I've been loathe to address this issue, primarily because I think that the increased willingness of BW to challenge and criticize DBRBM in the same way that they would any other group of people who have done us great harm, is a healthy, positive, and necessary development. Even if no BW was dating IR, ALL BW need to abandon the Cult of Black Manhood, with it's periodic ritual sacrifices of BW, that has gripped the black community for decades--and arguably done us as much harm as any other identifiable force in our society as a whole. This Cult has left too many sisters struggling to raise children alone in poverty: denigrated, unhealthy, vulnerable to exploitation and violence, bearing the burdens of an entire people on their shoulders without acknowledgement, but with plenty of blame to spare. Anytime it is exposed, I am happy.
However, that doesn't mean that a sister's willingness to criticize BM when the criticism is merited justifies a wholesale descent into stereotypical attacks on blackness itself, which is frankly what I have witnessed among many sisters all too often on IR blogs. I'm not trying to discourage anyone from honestly exposing their own painful experiences within our community, or from reaching whatever conclusions their own reason lead them to reach about those experiences. Clearly, sisters have and do put up with way too much, and frankly, a lot of us have simply had it. However, statements about how "all" or "most" black people are stupid, fat, impoverished, ignorant, criminal failures are simply false-- and the fact that black people are making these statements does not make them any less racist.
In the same way, pointing out the destructive havoc that DBRBM wreak in our community does not mean that we have to join the mainstream amen chorus that deems them white America's sole bogeyman. Do I think O.J. killed his wife? Despite having purposely avoided the media circus surrounding his trial (just I did with Robert Blake's, and am doing with Phil Spector's), I'm pretty sure he did. Do I seethe with outrage that he used money and celebrity to buy his way out of the prison term he deserved? Not really. People have been buying their way out of the prison terms they deserve since the inception of the American criminal justice system, and they will keep doing so. I don't believe for a minute that all of the white Americans so outraged by the injustice of O.J.'s acquittal (or Michael Vick's dogfighting, or Barry Bond's steroid abuse) are really so invested in the value of human or dog life, the faults of our criminal justice system, or cheating in sports--if they were, they would be just as outraged when the victims are black and the perpetrators are white. Pointing out this hypocrisy is not the same as "defending" DBR behavior. It is realizing that most DBR behavior--which is perpetrated against black women and children--is only enabled by focusing exclusively on such behavior when it touches white victims or offends white sensibilities.

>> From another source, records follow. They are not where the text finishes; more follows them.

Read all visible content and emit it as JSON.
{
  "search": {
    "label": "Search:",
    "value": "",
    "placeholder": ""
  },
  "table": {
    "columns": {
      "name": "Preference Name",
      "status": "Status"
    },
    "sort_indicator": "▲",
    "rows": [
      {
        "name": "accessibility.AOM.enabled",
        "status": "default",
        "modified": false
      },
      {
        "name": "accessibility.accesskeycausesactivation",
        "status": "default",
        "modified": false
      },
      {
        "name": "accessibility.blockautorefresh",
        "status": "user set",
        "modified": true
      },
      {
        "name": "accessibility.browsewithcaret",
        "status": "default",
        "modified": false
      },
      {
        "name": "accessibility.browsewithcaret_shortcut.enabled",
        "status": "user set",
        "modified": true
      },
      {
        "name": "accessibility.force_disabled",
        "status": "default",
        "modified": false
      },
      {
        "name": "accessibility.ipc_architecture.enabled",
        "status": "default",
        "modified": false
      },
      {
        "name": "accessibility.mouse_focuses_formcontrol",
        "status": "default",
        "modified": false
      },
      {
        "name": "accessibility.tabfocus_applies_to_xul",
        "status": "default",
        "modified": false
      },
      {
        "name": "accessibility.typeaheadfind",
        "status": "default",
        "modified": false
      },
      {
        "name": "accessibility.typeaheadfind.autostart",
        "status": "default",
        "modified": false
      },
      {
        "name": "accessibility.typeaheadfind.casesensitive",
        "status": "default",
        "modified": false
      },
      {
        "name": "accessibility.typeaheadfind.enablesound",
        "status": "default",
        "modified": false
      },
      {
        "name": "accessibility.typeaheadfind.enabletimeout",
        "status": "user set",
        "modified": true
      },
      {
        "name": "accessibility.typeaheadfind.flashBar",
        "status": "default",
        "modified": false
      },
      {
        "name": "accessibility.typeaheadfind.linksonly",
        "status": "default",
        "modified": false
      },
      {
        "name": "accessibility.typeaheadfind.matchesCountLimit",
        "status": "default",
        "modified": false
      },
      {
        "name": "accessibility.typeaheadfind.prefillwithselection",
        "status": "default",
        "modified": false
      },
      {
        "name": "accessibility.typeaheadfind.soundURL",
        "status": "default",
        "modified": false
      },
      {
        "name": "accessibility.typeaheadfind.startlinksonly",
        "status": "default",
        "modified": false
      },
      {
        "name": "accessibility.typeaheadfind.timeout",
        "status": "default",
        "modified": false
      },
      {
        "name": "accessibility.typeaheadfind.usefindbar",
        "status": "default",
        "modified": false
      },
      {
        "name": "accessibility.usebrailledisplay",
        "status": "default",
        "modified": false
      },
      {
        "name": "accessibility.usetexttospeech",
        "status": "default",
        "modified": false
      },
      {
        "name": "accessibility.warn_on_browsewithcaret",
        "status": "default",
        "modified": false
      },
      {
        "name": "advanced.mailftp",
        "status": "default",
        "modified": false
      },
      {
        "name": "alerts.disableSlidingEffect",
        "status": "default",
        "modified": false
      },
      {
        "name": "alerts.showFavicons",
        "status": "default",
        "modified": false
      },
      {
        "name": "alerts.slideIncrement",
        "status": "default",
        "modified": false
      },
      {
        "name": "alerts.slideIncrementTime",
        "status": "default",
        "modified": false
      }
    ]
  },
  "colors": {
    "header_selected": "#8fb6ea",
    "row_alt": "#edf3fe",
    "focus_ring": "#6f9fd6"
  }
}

As a black woman, I can't afford to prop up a system that is based in part on the idea that human life has relative value--and that deems mine, my mother's, and aunts, and cousins, and friends, and all of you sisters who read these blogs and deserve only the best--as less than worthy. Quite frankly, this is the clear and unmistakable message when 13 years after Nicole Brown's death, we are still supposed to be mad at O.J., and the police haven't even bothered to figure out where Stepha Henry is. For every O.J., there are 100 DBRBM abusing, exploiting and abandoning black women and children--where is the hourly CNN update for them? Too many of us seem comfortable with the explanation that those sisters deserve whatever they get--even as we weep for Natalee Holloway and Jesse Davis, women who hardly conducted themselves with perfect seemliness--but who still didn't deserve to have their lives stolen from them.

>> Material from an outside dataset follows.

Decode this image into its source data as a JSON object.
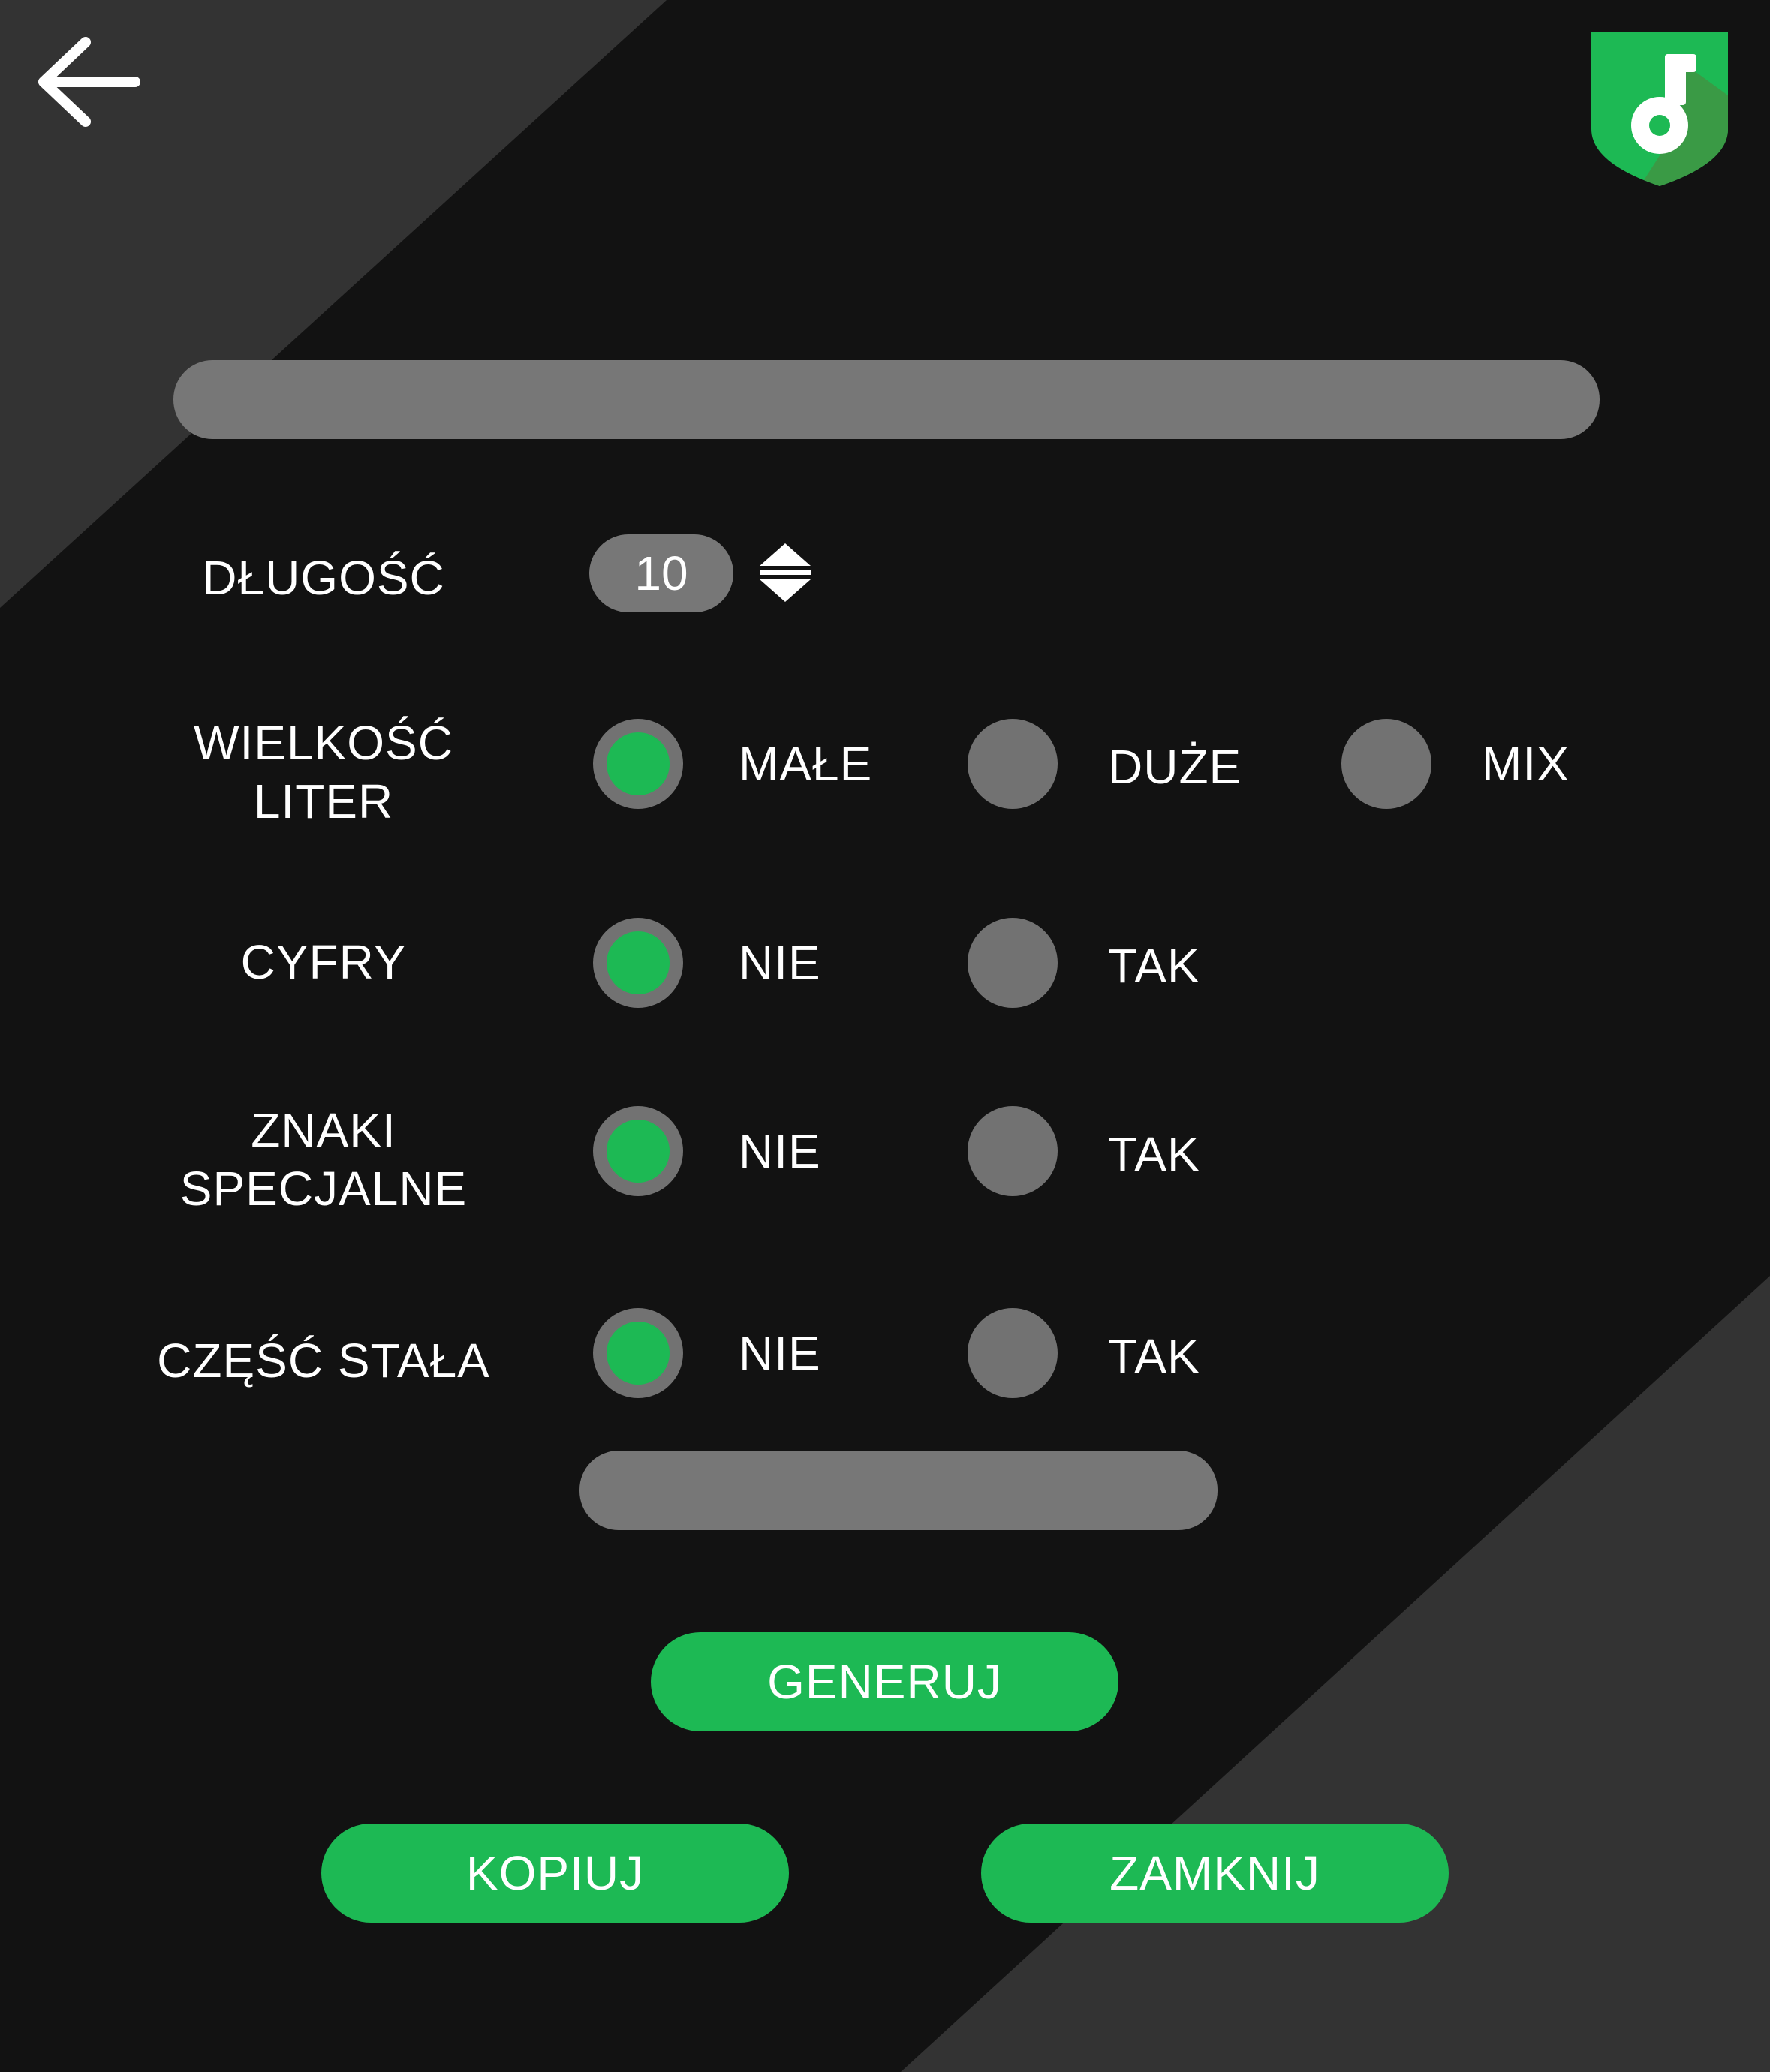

Sisters, all I'd like to see is a little consistency, combined with a lot of self-preservation. Wrong is wrong, whoever does it, and whoever they do it too. But our first consideration must be ourselves. If sisters are engaging in self-destructive, mulish behavior, I'm the first to say so. But I'm also the first to point out how simply spectacular most of us, and I always will be. Let's not forget the former even in the face of the latter.